Co do podróbek TikToka na Insta i FB, to odkryłam dwie przeróbki tego utworu. Pierwsza to mashup z Take On Me zespołu a-ha, a dokładnie z fragmentem z charakterystycznym biciem (chyba rozumiecie, który moment mam na myśli). Przyznam, że ciekawie to brzmi. Ale jak ta i ta piosenka ma podobny, o ile nawet nie ten sam bpm (beats per minute - dosłownie: uderzenia na minutę, współczesna jednostka tempa utworu; tego akurat nie sprawdzałam), to nie można było z tego nie skorzystać.

Druga to swoisty hymn introwertyków w sytuacji, gdy mają w swoim domu gości. Zawiera on fragmenty tekstów, takie jak Go home czy I don't want to talk, a reszta słów jest wyciszona.

Oczywiście nie sposób nie wspomnieć o teledysku. Skupiając się na cekinowym czerwonym stroju Harry'ego, na myśl przyniósł mi kreacje Freddiego Mercury'ego. Legenda brytyjskiej (i nie tylko) estrady również na scenie pojawiała się w przykuwającym uwagę ubraniu. Sam klip na moment, gdy piszę to zdanie (17 czerwca, 23:46), ma już 182,5 mln wyświetleń i nie sądzę, by na tej liczbie miałoby się to zatrzymać w najbliższym czasie.
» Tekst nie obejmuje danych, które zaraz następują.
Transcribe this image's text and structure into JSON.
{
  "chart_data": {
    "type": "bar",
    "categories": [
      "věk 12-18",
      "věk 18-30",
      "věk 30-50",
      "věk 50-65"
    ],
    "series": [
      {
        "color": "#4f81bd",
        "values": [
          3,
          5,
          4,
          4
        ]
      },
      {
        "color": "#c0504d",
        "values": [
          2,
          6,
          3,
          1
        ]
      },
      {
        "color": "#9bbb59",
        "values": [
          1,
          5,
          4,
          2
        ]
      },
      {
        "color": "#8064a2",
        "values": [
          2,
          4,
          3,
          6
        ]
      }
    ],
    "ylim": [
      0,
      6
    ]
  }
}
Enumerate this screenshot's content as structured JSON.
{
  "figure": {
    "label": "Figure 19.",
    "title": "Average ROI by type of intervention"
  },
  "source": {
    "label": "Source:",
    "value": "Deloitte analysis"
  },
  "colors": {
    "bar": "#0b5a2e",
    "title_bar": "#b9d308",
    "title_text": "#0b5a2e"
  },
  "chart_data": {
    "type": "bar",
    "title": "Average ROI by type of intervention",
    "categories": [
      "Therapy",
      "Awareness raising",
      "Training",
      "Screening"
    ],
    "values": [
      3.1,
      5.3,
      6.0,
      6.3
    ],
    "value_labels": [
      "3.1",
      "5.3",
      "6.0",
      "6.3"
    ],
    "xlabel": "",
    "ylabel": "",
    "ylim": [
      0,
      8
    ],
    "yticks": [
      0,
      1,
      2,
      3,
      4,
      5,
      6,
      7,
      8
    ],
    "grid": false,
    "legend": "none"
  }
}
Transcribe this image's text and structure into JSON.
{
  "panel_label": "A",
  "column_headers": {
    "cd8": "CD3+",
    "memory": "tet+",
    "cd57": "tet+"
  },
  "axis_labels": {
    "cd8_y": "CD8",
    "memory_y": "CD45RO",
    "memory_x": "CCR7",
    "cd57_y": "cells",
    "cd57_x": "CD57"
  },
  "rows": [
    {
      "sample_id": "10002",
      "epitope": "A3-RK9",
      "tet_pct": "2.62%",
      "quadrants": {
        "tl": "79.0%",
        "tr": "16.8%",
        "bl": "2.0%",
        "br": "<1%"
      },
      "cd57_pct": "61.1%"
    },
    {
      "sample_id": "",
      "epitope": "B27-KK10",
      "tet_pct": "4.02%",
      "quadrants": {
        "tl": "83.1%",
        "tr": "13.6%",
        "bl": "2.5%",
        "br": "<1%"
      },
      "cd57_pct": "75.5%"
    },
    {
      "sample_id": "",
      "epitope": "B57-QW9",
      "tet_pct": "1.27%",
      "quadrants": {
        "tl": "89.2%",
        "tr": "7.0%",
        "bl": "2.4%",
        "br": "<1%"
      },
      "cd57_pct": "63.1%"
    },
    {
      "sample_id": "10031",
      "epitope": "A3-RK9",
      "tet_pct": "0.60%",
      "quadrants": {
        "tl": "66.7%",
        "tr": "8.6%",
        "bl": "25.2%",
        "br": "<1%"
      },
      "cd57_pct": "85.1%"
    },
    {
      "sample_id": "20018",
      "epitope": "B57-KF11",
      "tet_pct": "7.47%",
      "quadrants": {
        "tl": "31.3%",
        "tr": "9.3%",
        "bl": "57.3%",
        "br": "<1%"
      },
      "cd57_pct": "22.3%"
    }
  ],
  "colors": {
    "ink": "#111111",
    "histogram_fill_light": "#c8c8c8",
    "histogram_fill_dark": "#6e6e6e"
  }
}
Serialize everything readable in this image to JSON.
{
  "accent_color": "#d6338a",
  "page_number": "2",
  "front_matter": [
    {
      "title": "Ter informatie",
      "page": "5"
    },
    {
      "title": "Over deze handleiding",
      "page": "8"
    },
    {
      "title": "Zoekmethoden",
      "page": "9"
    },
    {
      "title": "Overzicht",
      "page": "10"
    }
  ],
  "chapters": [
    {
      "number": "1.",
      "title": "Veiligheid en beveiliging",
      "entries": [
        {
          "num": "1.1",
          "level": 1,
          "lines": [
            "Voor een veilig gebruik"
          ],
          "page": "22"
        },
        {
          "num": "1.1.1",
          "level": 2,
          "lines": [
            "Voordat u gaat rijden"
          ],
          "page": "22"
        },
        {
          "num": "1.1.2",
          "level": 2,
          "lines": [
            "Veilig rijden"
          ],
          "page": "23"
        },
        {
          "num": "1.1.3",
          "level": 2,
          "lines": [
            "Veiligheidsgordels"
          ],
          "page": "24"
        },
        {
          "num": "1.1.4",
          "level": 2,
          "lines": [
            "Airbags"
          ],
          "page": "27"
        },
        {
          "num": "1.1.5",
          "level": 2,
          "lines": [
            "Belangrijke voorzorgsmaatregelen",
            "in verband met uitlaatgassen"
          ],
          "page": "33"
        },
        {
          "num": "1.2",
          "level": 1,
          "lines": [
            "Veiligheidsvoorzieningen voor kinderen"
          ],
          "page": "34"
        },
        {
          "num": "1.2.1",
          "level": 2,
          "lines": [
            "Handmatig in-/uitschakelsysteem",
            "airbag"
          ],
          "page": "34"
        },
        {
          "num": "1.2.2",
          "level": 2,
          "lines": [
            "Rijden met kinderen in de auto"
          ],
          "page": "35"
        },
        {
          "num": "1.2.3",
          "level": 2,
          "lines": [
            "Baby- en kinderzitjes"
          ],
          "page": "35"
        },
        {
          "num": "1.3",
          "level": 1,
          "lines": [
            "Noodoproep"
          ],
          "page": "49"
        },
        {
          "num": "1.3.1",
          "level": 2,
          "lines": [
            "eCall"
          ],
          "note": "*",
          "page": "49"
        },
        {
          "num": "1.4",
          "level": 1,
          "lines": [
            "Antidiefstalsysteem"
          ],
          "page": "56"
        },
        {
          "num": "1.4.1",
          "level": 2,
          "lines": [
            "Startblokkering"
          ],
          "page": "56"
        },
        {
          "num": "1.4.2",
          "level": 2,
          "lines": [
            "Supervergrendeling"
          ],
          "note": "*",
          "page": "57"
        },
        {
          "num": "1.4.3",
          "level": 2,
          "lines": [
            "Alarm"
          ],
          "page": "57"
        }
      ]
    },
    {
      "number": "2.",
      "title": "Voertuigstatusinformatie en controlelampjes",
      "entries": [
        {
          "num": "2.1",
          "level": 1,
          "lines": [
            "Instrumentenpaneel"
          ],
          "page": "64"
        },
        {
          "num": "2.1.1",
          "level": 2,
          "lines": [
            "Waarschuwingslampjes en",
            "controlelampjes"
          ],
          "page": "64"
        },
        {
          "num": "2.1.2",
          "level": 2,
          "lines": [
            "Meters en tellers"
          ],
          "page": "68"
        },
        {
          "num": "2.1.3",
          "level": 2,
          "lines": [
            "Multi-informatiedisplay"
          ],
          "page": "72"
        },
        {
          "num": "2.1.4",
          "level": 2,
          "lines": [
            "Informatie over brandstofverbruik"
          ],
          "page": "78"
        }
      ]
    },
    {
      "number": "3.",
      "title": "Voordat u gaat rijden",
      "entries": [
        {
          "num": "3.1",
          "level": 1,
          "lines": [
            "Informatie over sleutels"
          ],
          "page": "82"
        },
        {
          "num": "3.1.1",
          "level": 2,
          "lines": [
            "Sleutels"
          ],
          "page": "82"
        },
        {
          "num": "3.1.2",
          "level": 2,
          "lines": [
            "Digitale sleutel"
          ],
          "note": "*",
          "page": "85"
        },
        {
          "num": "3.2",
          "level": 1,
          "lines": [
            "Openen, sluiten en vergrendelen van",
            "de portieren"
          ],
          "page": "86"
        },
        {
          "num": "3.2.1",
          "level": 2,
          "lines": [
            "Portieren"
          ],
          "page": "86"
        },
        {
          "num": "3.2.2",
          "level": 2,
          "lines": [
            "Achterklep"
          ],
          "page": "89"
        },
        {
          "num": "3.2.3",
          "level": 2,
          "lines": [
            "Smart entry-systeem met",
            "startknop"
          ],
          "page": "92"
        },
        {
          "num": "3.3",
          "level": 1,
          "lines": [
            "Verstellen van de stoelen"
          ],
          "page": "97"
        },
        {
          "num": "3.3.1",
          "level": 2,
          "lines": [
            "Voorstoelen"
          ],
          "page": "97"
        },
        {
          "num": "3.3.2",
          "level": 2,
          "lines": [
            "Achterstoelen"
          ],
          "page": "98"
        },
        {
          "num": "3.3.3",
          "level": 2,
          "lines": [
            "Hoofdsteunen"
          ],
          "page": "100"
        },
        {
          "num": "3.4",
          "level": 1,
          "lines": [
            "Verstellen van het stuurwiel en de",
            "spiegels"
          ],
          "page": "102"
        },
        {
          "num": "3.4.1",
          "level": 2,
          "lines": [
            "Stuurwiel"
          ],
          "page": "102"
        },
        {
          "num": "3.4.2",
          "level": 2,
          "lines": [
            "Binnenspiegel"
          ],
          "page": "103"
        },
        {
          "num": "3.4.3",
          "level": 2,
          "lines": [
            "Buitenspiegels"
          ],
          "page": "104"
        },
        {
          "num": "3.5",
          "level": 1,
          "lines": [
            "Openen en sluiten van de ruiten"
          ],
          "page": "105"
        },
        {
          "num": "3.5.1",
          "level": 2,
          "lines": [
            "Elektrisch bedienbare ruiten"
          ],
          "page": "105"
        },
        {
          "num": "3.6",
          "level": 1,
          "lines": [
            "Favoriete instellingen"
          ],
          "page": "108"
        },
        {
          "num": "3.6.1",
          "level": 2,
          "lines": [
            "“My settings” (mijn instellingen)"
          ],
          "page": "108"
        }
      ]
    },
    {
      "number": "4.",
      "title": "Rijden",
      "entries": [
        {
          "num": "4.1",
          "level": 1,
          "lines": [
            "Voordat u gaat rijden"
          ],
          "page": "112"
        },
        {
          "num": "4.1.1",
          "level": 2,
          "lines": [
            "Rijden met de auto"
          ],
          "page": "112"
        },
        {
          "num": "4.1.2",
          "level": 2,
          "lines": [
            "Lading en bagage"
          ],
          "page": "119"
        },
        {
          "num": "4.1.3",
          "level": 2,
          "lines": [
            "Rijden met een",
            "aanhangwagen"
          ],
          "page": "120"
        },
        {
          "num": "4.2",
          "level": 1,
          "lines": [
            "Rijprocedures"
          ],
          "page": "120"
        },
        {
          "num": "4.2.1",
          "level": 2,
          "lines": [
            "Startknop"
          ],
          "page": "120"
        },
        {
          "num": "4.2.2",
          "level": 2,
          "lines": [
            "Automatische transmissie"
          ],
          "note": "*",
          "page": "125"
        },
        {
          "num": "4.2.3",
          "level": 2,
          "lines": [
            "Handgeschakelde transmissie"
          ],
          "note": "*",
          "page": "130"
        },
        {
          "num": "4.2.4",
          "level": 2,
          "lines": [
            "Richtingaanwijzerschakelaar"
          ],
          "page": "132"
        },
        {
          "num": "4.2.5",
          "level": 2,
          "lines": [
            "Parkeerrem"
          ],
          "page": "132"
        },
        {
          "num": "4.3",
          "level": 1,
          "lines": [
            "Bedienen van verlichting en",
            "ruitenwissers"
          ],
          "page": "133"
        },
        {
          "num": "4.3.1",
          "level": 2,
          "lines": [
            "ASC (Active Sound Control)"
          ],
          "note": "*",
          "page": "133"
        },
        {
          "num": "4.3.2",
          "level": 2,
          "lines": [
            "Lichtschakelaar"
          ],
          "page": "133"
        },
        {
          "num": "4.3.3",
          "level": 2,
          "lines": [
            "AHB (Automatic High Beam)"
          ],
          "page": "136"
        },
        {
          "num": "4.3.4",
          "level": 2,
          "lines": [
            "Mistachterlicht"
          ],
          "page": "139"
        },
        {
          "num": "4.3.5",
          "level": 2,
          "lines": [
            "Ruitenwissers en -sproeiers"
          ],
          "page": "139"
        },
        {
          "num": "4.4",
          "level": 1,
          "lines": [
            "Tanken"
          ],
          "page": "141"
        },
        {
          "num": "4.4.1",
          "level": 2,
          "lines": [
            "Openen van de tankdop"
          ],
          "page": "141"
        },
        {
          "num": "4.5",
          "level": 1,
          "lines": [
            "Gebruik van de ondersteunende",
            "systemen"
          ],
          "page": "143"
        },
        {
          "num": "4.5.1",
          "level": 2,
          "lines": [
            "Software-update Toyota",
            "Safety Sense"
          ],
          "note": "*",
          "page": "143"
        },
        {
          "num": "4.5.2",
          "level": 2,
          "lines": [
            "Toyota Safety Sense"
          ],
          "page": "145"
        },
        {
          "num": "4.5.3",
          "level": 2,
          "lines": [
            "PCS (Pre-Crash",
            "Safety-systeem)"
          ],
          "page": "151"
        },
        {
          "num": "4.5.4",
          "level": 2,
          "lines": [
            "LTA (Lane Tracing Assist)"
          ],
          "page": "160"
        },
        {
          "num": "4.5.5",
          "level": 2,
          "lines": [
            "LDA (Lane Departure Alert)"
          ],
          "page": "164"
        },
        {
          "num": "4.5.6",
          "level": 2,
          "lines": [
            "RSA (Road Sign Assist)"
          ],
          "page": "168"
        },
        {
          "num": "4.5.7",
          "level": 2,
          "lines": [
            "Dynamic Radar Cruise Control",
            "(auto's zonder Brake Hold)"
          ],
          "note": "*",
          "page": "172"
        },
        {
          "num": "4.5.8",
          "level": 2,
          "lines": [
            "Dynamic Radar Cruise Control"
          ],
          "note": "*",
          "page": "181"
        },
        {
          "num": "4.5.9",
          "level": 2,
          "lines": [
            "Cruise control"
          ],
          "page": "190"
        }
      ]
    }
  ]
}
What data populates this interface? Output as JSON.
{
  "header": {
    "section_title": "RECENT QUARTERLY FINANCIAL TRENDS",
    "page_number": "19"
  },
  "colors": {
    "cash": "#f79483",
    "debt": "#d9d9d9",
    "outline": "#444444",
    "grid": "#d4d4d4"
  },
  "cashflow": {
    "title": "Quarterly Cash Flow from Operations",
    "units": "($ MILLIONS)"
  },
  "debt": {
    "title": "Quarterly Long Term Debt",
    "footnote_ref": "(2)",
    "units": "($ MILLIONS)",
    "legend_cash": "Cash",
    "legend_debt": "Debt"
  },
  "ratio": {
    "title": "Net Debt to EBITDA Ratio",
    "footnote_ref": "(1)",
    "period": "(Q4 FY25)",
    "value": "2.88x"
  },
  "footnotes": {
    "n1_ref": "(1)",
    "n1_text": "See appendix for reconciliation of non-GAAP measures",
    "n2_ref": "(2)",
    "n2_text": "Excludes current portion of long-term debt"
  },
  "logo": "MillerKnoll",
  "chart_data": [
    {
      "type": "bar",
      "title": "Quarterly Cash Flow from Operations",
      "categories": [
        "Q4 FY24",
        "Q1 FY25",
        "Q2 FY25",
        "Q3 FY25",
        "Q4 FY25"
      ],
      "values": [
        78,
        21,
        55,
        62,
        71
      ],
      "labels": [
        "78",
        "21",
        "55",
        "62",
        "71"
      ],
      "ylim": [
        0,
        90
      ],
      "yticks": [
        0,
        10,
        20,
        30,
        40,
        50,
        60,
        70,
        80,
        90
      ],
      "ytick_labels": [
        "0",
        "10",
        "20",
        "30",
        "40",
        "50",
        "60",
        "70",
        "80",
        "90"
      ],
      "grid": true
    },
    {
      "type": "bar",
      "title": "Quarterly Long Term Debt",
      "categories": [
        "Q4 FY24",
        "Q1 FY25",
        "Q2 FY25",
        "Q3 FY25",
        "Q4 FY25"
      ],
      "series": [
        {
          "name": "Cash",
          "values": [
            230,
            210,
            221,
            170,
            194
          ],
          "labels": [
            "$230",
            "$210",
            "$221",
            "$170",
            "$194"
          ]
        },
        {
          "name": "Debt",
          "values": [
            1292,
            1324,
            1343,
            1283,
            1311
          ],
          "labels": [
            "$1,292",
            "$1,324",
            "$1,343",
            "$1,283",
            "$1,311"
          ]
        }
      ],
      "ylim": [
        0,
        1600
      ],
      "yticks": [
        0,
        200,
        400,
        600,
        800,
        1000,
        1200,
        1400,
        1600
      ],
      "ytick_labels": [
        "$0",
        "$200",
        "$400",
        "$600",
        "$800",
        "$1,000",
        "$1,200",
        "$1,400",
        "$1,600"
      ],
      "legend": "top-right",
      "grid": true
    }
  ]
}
22 kwietnia Ed Sheeran opublikował na YouTube teledysk do utworu wykonywanego wraz z Lil Baby 2step. Na samym jego początku zobaczymy planszę z napisem mówiącym, że artysta nakręcił klip w Kijowie zanim zaatakowano tę stolicę. Nigdy wcześniej nie był w Ukrainie, a gdy odwiedził ten kraj, został ciepło przyjęty. Ed przekazał też, że nasi wschodni sąsiedzi to dumny i silny kraj i że jest wdzięczny za to, że udało się właśnie tam nagrać teledysk. Ponadto wspiera on Ukrainę poprzez przekazywanie dochodów z odtworzeń swoich piosenek na YT na organizację DEC Ukraine Humanitarian Appeal. 

Wbrew pozorom, piosenka ta nie jest smutna, jest to po prostu dość spokojny pop-rap. Natomiast momenty, w których pokazywane jest miasto od góry, przypominają mi odrobinę te w klipie do No Tears Left To Cry Ariany Grande.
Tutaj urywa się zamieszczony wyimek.